Molecular Weight Growth in the Gas-Phase Reactions of Dehydroanilinium Radical Cations with Propene.

Abstract

Protonated aniline-one of the simplest nitrogen-bearing aromatic molecules-is speculated to be present within Titan's atmosphere, where it could play a role in molecular weight growth chemistry. To investigate this possibility, this paper examines the reactions of propene with distonic radical cations derived from protonated aniline. The reaction kinetics, products, and branching ratios of these distonic radical cations (i.e., 2-, 3-, and 4-dehydroanilinium radical cations) are measured in the gas phase using ion-trap mass spectrometry, and calculations (M06-2X/6-31G(2df,p) and G3X-K) are used to rationalize the results. The reaction efficiencies for the 2-, 3-, and 4-dehydroanilinium radical cations are reported as 30.7 (±3.1)%, 2.4 (±0.5)%, and 2.1 (±0.4)%, respectively (with ±50% absolute accuracy). The 4- and 3-dehydroanilinium radical cations undergo addition of propene followed by either (i) methyl radical loss forming ammonio styrene cations (m/z 120) or (ii) ethylene loss pathways forming the ammonio benzyl radical cation (m/z 107).

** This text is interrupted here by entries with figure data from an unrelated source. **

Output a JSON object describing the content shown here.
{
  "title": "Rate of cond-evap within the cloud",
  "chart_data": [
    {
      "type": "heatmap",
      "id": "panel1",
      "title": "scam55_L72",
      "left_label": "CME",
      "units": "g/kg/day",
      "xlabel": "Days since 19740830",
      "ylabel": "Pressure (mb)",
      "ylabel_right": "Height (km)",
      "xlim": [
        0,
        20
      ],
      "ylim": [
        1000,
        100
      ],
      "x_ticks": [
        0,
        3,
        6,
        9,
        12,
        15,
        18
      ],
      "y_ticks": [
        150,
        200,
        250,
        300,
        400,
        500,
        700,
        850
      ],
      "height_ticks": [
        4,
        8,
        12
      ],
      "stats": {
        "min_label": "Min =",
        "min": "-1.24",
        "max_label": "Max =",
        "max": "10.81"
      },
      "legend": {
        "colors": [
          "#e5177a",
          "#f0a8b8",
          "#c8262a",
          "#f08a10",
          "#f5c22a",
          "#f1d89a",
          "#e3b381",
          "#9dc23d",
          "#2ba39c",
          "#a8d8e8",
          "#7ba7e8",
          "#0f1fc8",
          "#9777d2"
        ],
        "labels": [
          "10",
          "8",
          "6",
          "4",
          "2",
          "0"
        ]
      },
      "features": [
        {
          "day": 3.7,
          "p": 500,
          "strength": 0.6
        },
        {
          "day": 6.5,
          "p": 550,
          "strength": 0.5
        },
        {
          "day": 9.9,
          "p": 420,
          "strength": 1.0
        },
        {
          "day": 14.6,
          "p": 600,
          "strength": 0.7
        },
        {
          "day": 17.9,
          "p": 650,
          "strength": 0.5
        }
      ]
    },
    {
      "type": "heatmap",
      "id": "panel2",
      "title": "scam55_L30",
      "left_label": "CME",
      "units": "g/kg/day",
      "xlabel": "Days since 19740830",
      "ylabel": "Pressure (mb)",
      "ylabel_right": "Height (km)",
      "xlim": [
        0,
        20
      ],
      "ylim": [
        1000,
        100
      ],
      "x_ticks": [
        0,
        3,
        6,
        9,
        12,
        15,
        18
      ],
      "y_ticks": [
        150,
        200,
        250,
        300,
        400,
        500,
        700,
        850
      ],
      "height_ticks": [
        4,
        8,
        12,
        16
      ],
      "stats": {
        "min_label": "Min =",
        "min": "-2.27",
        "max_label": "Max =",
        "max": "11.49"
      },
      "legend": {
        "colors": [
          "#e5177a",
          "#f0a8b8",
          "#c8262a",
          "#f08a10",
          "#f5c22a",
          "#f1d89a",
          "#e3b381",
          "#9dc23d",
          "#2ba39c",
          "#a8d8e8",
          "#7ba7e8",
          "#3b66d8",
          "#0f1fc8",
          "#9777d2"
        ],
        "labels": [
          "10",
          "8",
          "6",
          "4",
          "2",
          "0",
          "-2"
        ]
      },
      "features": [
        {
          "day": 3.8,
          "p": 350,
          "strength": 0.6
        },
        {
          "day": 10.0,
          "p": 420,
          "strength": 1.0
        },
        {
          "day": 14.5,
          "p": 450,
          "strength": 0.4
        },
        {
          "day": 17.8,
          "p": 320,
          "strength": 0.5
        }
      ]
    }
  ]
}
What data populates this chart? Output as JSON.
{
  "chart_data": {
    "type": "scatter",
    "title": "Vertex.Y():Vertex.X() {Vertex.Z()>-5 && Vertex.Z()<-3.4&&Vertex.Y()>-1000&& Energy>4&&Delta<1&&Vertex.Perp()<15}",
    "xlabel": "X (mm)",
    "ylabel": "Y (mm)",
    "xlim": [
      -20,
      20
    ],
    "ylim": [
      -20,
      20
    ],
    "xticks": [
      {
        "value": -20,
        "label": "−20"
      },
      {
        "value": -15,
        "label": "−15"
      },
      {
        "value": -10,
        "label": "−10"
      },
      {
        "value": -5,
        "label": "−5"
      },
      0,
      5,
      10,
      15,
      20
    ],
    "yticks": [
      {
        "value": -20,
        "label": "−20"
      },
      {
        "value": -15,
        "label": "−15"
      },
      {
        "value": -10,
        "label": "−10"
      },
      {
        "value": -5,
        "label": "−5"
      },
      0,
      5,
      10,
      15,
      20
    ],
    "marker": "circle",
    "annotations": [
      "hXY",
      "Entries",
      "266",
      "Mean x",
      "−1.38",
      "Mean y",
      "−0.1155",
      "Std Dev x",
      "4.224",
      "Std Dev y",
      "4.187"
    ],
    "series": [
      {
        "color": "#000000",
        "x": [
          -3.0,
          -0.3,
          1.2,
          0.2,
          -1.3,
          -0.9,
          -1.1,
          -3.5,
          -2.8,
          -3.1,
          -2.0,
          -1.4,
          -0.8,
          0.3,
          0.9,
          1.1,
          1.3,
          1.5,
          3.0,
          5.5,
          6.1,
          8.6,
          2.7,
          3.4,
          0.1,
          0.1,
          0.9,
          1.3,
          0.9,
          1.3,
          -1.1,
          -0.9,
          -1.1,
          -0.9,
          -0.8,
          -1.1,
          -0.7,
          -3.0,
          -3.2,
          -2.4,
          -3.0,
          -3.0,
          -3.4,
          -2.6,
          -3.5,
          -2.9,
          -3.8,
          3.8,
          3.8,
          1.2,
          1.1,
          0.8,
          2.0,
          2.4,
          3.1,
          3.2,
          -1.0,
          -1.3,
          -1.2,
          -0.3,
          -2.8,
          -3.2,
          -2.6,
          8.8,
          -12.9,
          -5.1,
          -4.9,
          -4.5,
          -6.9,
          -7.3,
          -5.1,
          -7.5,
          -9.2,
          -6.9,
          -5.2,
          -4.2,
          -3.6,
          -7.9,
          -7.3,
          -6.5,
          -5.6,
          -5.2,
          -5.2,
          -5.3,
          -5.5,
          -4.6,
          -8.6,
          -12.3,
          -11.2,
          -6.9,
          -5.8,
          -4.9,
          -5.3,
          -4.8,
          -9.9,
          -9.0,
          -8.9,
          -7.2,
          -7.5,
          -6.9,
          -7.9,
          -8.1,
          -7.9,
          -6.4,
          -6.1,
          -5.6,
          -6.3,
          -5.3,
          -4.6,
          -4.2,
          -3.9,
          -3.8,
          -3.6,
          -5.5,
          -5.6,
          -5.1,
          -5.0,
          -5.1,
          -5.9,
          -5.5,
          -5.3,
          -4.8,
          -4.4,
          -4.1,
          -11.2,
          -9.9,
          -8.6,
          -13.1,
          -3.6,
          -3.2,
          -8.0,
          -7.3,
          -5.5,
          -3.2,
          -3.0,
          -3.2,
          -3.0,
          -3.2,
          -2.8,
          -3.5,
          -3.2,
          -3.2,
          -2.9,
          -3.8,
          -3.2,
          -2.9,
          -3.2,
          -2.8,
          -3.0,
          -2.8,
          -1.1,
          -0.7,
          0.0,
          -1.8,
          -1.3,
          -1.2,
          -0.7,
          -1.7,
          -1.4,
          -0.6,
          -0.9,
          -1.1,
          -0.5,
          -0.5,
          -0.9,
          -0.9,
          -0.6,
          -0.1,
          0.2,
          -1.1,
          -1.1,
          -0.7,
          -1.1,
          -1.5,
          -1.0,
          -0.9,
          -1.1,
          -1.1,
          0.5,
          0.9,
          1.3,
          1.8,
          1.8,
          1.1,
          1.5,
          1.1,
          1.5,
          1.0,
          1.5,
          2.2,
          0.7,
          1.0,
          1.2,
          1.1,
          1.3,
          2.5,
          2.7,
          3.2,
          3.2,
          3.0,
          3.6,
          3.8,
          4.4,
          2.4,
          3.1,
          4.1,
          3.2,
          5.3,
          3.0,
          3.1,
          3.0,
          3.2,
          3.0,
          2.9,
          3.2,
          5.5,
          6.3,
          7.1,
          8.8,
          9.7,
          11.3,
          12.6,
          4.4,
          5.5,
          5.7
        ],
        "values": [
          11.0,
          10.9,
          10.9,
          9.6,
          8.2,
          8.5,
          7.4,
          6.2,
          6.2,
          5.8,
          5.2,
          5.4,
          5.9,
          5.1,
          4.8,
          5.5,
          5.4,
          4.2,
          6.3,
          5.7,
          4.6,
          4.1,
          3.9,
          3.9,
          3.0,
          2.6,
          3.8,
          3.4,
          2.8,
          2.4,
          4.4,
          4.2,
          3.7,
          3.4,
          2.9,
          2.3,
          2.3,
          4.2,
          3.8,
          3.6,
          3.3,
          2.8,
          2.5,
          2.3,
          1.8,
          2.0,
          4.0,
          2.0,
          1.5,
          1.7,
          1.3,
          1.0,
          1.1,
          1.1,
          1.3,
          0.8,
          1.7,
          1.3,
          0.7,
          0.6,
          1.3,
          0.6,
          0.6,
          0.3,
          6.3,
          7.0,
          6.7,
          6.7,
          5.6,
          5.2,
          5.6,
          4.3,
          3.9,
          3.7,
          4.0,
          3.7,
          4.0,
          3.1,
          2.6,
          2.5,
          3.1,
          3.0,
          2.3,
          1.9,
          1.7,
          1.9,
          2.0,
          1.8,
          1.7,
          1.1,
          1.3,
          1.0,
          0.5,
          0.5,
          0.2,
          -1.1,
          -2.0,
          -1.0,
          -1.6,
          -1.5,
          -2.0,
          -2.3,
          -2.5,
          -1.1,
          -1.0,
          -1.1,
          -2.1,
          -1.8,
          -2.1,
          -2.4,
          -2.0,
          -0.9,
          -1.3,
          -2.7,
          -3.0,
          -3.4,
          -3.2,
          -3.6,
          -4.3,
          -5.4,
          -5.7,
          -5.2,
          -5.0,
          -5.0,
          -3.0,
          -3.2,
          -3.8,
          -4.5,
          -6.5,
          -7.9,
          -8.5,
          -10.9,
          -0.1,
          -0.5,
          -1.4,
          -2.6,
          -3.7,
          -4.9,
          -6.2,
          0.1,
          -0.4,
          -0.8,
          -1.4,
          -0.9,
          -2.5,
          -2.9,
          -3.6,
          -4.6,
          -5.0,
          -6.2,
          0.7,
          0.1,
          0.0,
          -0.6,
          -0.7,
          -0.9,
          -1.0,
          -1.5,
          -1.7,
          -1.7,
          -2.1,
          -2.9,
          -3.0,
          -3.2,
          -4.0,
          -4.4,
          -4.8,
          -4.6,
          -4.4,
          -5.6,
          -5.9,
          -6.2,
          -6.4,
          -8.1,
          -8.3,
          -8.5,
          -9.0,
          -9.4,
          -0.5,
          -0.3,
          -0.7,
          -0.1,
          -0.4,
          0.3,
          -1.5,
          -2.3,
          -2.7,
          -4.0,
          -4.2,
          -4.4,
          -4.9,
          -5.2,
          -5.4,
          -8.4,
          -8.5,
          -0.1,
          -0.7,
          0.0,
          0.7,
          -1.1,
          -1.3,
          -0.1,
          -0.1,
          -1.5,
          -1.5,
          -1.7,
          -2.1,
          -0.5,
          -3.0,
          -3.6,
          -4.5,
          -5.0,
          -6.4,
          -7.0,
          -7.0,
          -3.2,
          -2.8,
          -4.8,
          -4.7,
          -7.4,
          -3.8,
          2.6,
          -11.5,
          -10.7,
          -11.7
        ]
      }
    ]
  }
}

The 4-dehydroanilinium reaction favors methyl loss over ethylene loss, whereas the reverse is true for 3-dehydroanilinium. In contrast, the 2-dehydroanilinium radical cation reacts with propene to purportedly form amino tropylium cation (m/z 106) with ethyl radical loss and methyl amino tropylium cation (m/z 120) with methyl radical loss. The energies of all minima and transition states leading to predicted dissociation products are below the energy of the initial reactants providing plausible pathways at the low temperatures of Titan's atmosphere.